Swimming Upstream

 

 

For many years now critics have warned state legislators about the fiscal crisis that awaits those who keep insisting on a “get tough” approach to crime.  With rare exceptions, state legislators have ignored these warnings.  As usual legislators have been more concerned about getting elected and then getting re-elected by trying not to sound “soft” on crime.  So they continue along the same road, leading nowhere, spending money needed for other things (the proposed budget for the Nevada prison system is close to $2 billion).

 

As readers of this column know, I have been one of those critics.  I have consistently berated politicians – not just in Nevada but in general – for their nearsightedness and ignorance.  The most recent was the failure to inform citizens about the need to reform some of our drug laws, specifically those pertaining to marijuana.  Question 7 went down to defeat last November thanks largely to an uninformed public reacting to scare tactics of doom and gloom if pot was treated like alcohol.   

 

I don’t know what our state legislators read when it comes to issues related to crime and justice.  Do they even sample some of the vast literature on crime and criminal justice, readily available on the Internet?  A check of the Bureau of Justice Statistics web site (http://www.ojp.usdoj.gov/bjs/) would be educational, as would a check of the web site for the National Institute of Corrections (http://nicic.org/) or Office of Juvenile Justice and Delinquency Prevention (http://ojjdp.ncjrs.org/).

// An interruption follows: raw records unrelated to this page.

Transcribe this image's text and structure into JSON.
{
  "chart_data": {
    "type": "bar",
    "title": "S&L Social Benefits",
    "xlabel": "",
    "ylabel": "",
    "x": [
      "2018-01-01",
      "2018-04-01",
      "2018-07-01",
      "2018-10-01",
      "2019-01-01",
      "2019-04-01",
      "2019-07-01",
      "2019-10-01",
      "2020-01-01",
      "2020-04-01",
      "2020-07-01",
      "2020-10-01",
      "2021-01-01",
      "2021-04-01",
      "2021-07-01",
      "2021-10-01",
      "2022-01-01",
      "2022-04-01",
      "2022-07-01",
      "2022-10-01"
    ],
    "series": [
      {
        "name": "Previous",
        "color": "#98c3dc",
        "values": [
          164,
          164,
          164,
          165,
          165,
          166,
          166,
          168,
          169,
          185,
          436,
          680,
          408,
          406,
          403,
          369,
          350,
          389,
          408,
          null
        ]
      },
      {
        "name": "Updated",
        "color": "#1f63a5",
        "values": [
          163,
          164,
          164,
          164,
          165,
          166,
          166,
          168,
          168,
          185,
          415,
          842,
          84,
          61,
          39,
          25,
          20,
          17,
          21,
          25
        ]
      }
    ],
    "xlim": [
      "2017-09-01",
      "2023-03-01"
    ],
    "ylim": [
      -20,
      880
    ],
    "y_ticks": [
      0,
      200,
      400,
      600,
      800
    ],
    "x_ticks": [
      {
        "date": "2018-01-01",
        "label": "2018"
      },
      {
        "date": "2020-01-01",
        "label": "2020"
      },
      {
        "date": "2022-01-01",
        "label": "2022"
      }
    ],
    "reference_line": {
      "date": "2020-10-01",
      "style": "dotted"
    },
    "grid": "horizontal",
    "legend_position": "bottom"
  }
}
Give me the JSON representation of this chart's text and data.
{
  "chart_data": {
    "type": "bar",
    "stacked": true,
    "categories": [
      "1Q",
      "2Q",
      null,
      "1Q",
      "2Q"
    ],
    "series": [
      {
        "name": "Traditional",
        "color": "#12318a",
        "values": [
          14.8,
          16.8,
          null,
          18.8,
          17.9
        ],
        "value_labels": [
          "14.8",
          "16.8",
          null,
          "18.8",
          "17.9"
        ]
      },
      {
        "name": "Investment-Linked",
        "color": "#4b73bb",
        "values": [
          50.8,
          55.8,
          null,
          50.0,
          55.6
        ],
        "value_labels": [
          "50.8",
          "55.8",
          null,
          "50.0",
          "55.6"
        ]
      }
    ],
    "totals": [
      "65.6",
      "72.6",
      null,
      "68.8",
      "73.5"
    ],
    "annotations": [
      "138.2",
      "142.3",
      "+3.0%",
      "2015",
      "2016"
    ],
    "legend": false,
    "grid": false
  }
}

Each of these web sites offer excellent resources and come with plenty of recommendations, based upon the latest research on “what works.” There are also plenty of non-governmental web sites that offer plenty of options for legislators to consider, such as: Center on Juvenile and Criminal Justice (www.cjcj.org), Justice Policy Institute (http://www.justicepolicy.org/), Sentencing Project (http://www.sentencingproject.org/) and Vera Institute (http://www.vera.org/), plus many devoted specifically to the drug war; one of my favorites is one called “drug facts” (http://www.drugwarfacts.org/).   

 

There are plenty of scholars that conduct research on these issues and most of their publications are readily available (some on the above web sites).  There are more than 3,000 criminal justice and criminology programs at colleges and universities all over the country that have on their faculty very capable scholars.  We have them here at UNLV, including some new people in my own department!

 

By this time the reader may be asking something like: “Ok, wise guy, you seem to have all the answers!  What do you recommend the Nevada legislature do about the current crisis within our prison system?”  Ok, I will provide an answer. Before I do this, however, I must issue a warning.  In a column like this one, where there is a word limit, neither I nor anyone else can provide a concise answer to such a complex issue.  There is no simple panacea, no “magic bullet” than can instantly solve problems such as this.  I will try, however.

 

I often use a parable when I write about this and so here it is.

 

Imagine a large river with a high waterfall.  At the bottom of this waterfall hundreds of people are working frantically trying to save those who have fallen into the river and have fallen down the waterfall, many of them drowning.  As the people along the shore are trying to rescue as many as possible one individual looks up and sees a seemingly never-ending stream of people falling down the waterfall and he begins to run upstream.  One of his fellow rescuers hollers “Where are you going?  There are so many people that need help here.”  To which the man replied, “I’m going upstream to find out why so many people are falling into the river.” 

 

The people falling into the stream can be viewed as both victims and offenders.  At the bottom of the stream is the criminal justice system, responding to crimes that have already occurred.  This represents our standard “reactive” strategy to crime.

 

Upstream you find the underlying causes of crime – the reasons why we have so much crime in the first place. 

 

The simple answer – the “magic bullet” so to speak – is that we need to go upstream.  And going upstream includes not just searching for underlying original causes but reasons why we have such a high recidivism rate, since a good proportion of those heading to prison have been there before.